Other fascinating stops are at the meerkat compound, where their sentries are already on duty, scouring the skies for raptors and engaging in enforcing the rigid "pecking order" that maintains order in their large colonies, and a stop at the lion enclosures, with their highly paternalistic family groupings.

But the most moving visits are those to the great primates, gorillas and orangutans, our closest cousins, where we learn that male gorillas interpret eye-to-eye contact as aggression, that some gorilla mothers, like Jennifer, are total "helicopter moms," some females, like Cudzu, are clearly the beauty queens of the troop, admired by their court and suitors, while other mothers, like Madu, the Supermom, willingly adopt orphans and raise them well, even bottle feeding the infants and taking them to keepers for treatment when they seem ill. Sadly like their human counterparts, gorilla troops also include "mean girls" who make life lonely for females like Sukari at the bottom of the social order.

Visits to amphibians and reptiles include getting eyeball to eyeball with the black mamba and a scary inside-the-fence experiment in training Komodo dragons.

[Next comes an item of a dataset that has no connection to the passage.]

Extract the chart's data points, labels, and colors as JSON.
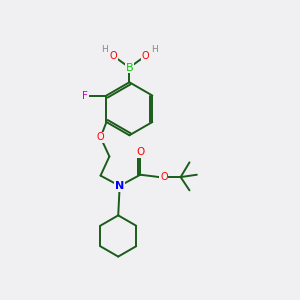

But author Caitlin O'Connell, Sibert Award-winning author of Houghton-Mifflin Harcourt's A Baby Elephant in the Wild and The Elephant Scientist (Scientists in the Field Series) (read my reviews here), has her first love with the elephants, where she describes the "circle of love" that elephants create for their family group. With twenty-five years as a pachyderm expert, O'Connell describes the particular social structure that exists to protect and ensure their survival, with pecking order, cliques, bullying and the rest of the behaviors that have parallels among social mammals.

Caitlin O'Connell's forthcoming today, Bridge to the Wild: Behind the Scenes at the Zoo (Houghton Mifflin Harcourt, 2016), with its many sensitive, informing, and even funny color photographs provided by her partner Timothy Rodwell, offers so much more than a stroll through the exhibits at the zoo, with fascinating insights into testing animal intelligence and veterinary medicine for the captive animals. Who knew that gorillas substitute paper bags in place of the large leaves that they use as umbrellas in the wild, or that zoo vets have trained male lions to open their mouths willingly for dental exams and stick their tails through the bars for blood tests?

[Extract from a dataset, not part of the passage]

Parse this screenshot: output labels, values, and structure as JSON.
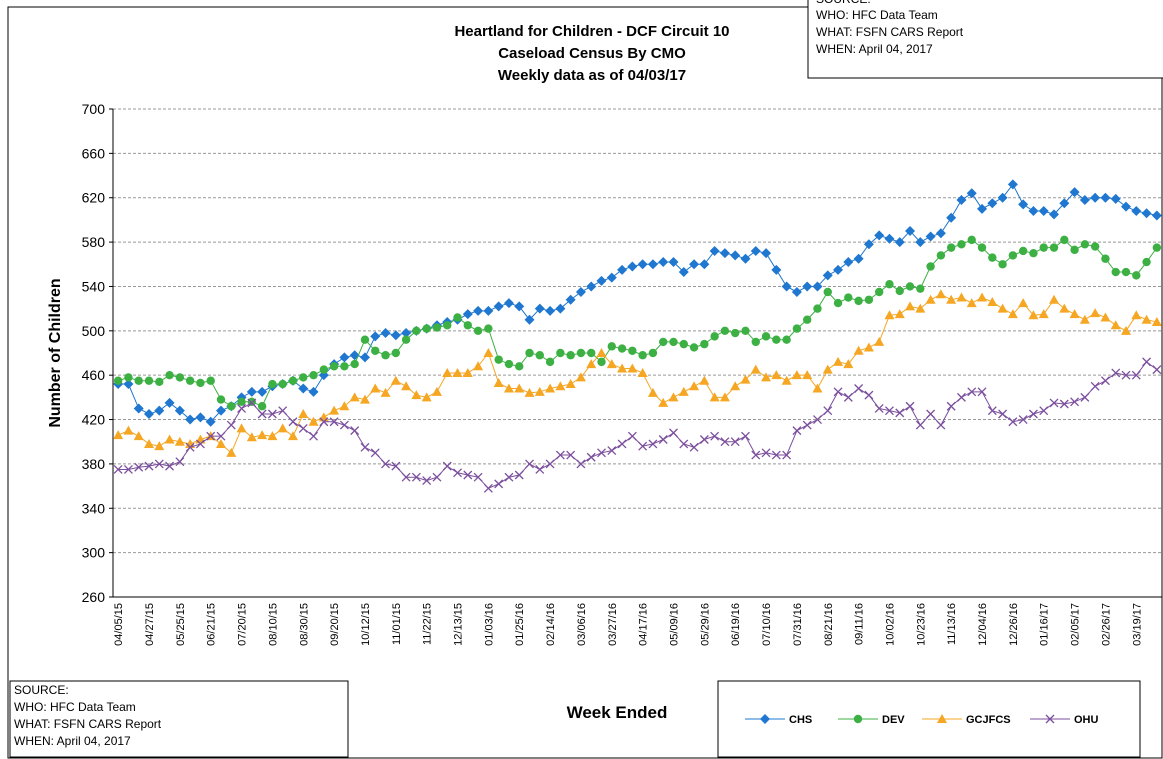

There is all that and many other choice tidbits of life in our "bridge to the wild," our local zoos, shared in this attractive and well-documented account of modern zoo work and life. O'Connell acknowledges that in a perfect world all species would live healthy and long lives in their native environments, but until that utopia exists, many wild animals are dependent upon zoos and preserves for their continued survival, and for that knowledgeable and caring professionals are essential. For middle readers who love animals and may want to make careers in caring for them their lives' work, this book is a must read and is surely a first purchase for school and public libraries.

Valuable back matter includes "Data Sheets" from observational charts by zoo naturalists as examples for would-be animal scientists and an excellent index.